Suzuki advanced to second on a fielder's choice and scored when Justin Smoak hit a 1-0 cutter for a bloop single into left field. Dustin Ackley tripled to lead off the seventh inning and scored to make it 2-0 when pinch-hitter Adam Kennedy hit another bloop single to left.
"That's the difference between being lucky and not being lucky," Hamels said. "I feel like I'm making good pitches and I'm battling all the way. That's the one thing I take from it. Their pitcher did really well, so that makes it tough when he's throwing a shutout. You can't give up a run."

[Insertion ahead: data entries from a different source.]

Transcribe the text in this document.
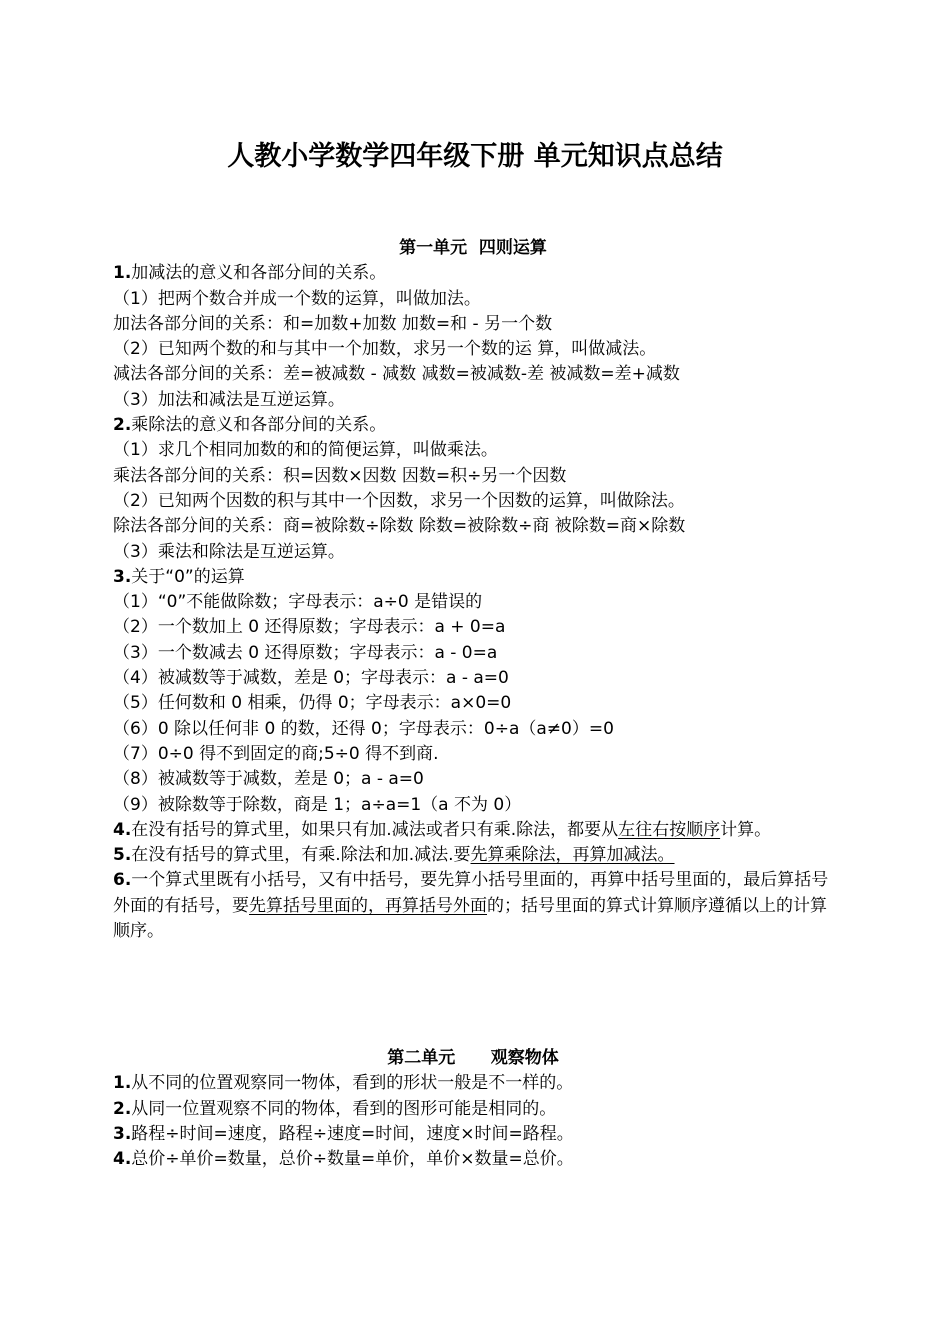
人教小学数学四年级下册 单元知识点总结
第一单元  四则运算
1.加减法的意义和各部分间的关系。
（1）把两个数合并成一个数的运算，叫做加法。
加法各部分间的关系：和=加数+加数 加数=和 - 另一个数
（2）已知两个数的和与其中一个加数，求另一个数的运 算，叫做减法。
减法各部分间的关系：差=被减数 - 减数 减数=被减数-差 被减数=差+减数
（3）加法和减法是互逆运算。
2.乘除法的意义和各部分间的关系。
（1）求几个相同加数的和的简便运算，叫做乘法。
乘法各部分间的关系：积=因数×因数 因数=积÷另一个因数
（2）已知两个因数的积与其中一个因数，求另一个因数的运算，叫做除法。
除法各部分间的关系：商=被除数÷除数 除数=被除数÷商 被除数=商×除数
（3）乘法和除法是互逆运算。
3.关于“0”的运算
（1）“0”不能做除数；字母表示：a÷0 是错误的
（2）一个数加上 0 还得原数；字母表示：a + 0=a
（3）一个数减去 0 还得原数；字母表示：a - 0=a
（4）被减数等于减数，差是 0；字母表示：a - a=0
（5）任何数和 0 相乘，仍得 0；字母表示：a×0=0
（6）0 除以任何非 0 的数，还得 0；字母表示：0÷a（a≠0）=0
（7）0÷0 得不到固定的商;5÷0 得不到商.
（8）被减数等于减数，差是 0；a - a=0
（9）被除数等于除数，商是 1；a÷a=1（a 不为 0）
4.在没有括号的算式里，如果只有加.减法或者只有乘.除法，都要从左往右按顺序计算。
5.在没有括号的算式里，有乘.除法和加.减法.要先算乘除法，再算加减法。
6.一个算式里既有小括号，又有中括号，要先算小括号里面的，再算中括号里面的，最后算括号外面的有括号，要先算括号里面的，再算括号外面的；括号里面的算式计算顺序遵循以上的计算顺序。
第二单元      观察物体
1.从不同的位置观察同一物体，看到的形状一般是不一样的。
2.从同一位置观察不同的物体，看到的图形可能是相同的。
3.路程÷时间=速度，路程÷速度=时间，速度×时间=路程。
4.总价÷单价=数量，总价÷数量=单价，单价×数量=总价。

"We were lucky to get two across today," Smoak said.
Hamels, who is 9-2 with a 2.04 ERA in his last 14 starts, struck out Miguel Olivo in the fourth inning for his sixth strikeout of the game and 1,000th of his career to become the third-fastest active pitcher to reach 1,000 strikeouts with five years, 38 days in the big leagues. Only Giants right-hander Tim Lincecum (four years, 31 days) and Mariners ace Felix Hernandez (five years, 21 days) reached 1,000 faster.
The Phillies lost two of three to the Mariners after entering Safeco Field with a seven-game winning streak. The last time the Phillies played here in 2005 they had won 12 of 13 before dropping two of three.
Seattle seems like a long way to fly for a couple losses.
"I've gone farther," Manuel said.
The Phillies boarded a flight for St. Louis on Sunday. The have Monday off before opening a three-game series on Tuesday against the Cardinals at Busch Stadium.
Todd Zolecki is a reporter for MLB.com. This story was not subject to the approval of Major League Baseball or its clubs.